# True or false: HK has good tailor that can make suits for inexpensive prices?



## bluestar (Oct 14, 2010)

This is something I heard many years back. Is it true that I can get good suits tailor-made for inexpensive prices in HK?


----------



## dunmovin (Dec 19, 2008)

bluestar said:


> This is something I heard many years back. Is it true that I can get good suits tailor-made for inexpensive prices in HK?


Yes..kowloon side, bottom end of Nathan rd there are many tailors (mostly indian gentlemen) who will make you any type of garment. I used to favour a little shop along Mody rd. and there are even more in Tsim Sha Tsui east. 

Fat Sam's is one of the few left that can/will do a suit in 24hrs but last I heard it was expensive. Most of the tailors will throw "extras" (such as a pair of tailor made shirts)

Never accept the 1st price offered, no matter how good it seems.

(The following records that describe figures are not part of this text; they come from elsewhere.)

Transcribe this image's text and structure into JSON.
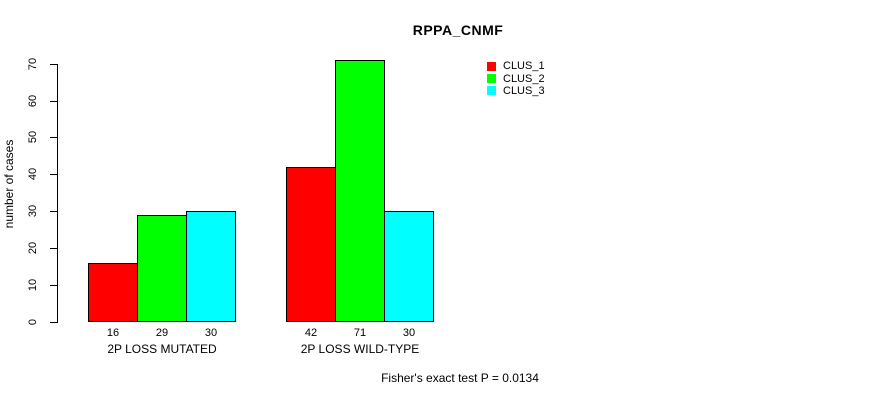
{
  "chart_data": {
    "type": "bar",
    "title": "RPPA_CNMF",
    "xlabel": "",
    "ylabel": "number of cases",
    "ylim": [
      0,
      70
    ],
    "yticks": [
      0,
      10,
      20,
      30,
      40,
      50,
      60,
      70
    ],
    "grid": false,
    "legend_position": "top-right",
    "categories": [
      "2P LOSS MUTATED",
      "2P LOSS WILD-TYPE"
    ],
    "series": [
      {
        "name": "CLUS_1",
        "color": "#ff0000",
        "values": [
          16,
          42
        ]
      },
      {
        "name": "CLUS_2",
        "color": "#00ff00",
        "values": [
          29,
          71
        ]
      },
      {
        "name": "CLUS_3",
        "color": "#00ffff",
        "values": [
          30,
          30
        ]
      }
    ],
    "bar_value_labels_shown": true,
    "annotation": "Fisher's exact test P = 0.0134",
    "colors": {
      "background": "#ffffff",
      "axis": "#000000",
      "text": "#000000"
    }
  }
}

Even if you have to walk away and come back a few hours later. If you are at the star ferry terminal and someone hands you a flyer, don't let them take you to the shop. Walk away, then visit the shop. You get a better deal then.


----------



## bluestar (Oct 14, 2010)

Haha so what I heard was all true!! I'm gonna have to check them out.



dunmovin said:


> Yes..kowloon side, bottom end of Nathan rd there are many tailors (mostly indian gentlemen) who will make you any type of garment. I used to favour a little shop along Mody rd. and there are even more in Tsim Sha Tsui east.
> 
> Fat Sam's is one of the few left that can/will do a suit in 24hrs but last I heard it was expensive. Most of the tailors will throw "extras" (such as a pair of tailor made shirts)
> 
> Never accept the 1st price offered, no matter how good it seems. Even if you have to walk away and come back a few hours later. If you are at the star ferry terminal and someone hands you a flyer, don't let them take you to the shop. Walk away, then visit the shop. You get a better deal then.


----------



## dunmovin (Dec 19, 2008)

bluestar said:


> Haha so what I heard was all true!! I'm gonna have to check them out.

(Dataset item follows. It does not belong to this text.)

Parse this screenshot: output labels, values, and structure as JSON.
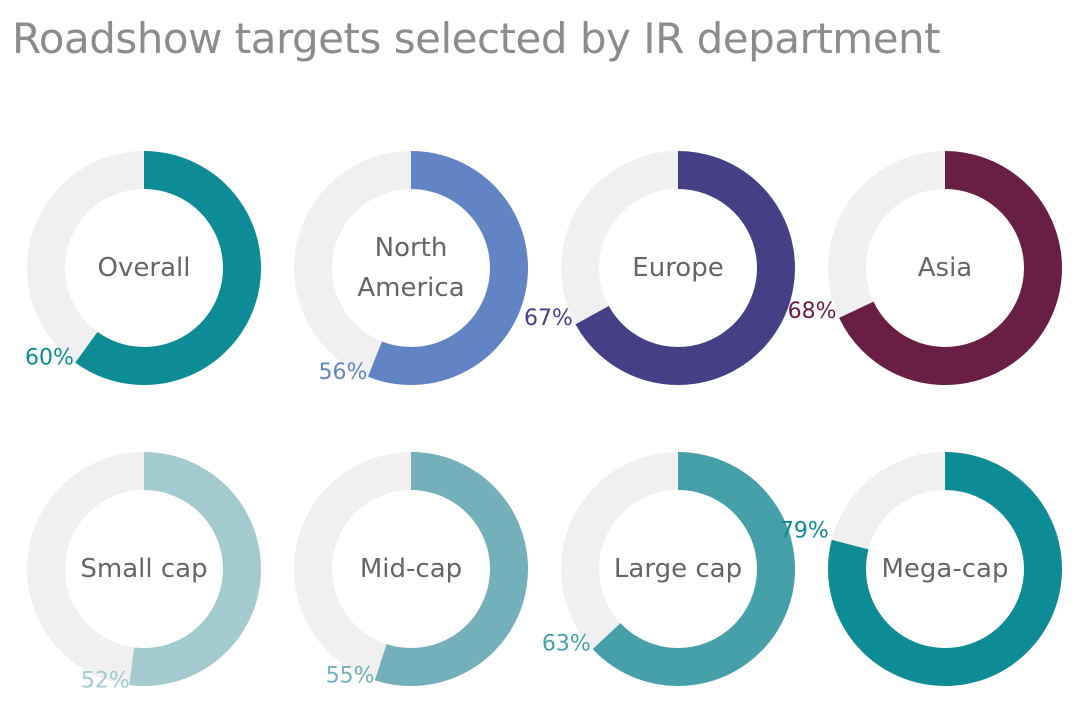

you're going to spend lots of cash.......... thenlearn you can get cheaper(but as good quality in sham sui po or was that the top end of Mong Kok?
13 years there...i learned the HARD WAY


----------



## ljon246 (Oct 15, 2010)

True, If you know where to look and are able to bargain you can find tailors to make good quality suits at affordable prices. Mong Kok definitely has some that are reasonable. Don't let them overwhelm you with too many choices, lot of times they will give you one price and say the fabric you chose is the most expensive so is another price. Dont let them fool you, go in mind with a price you are comfortable with and let them know what is what you want.


----------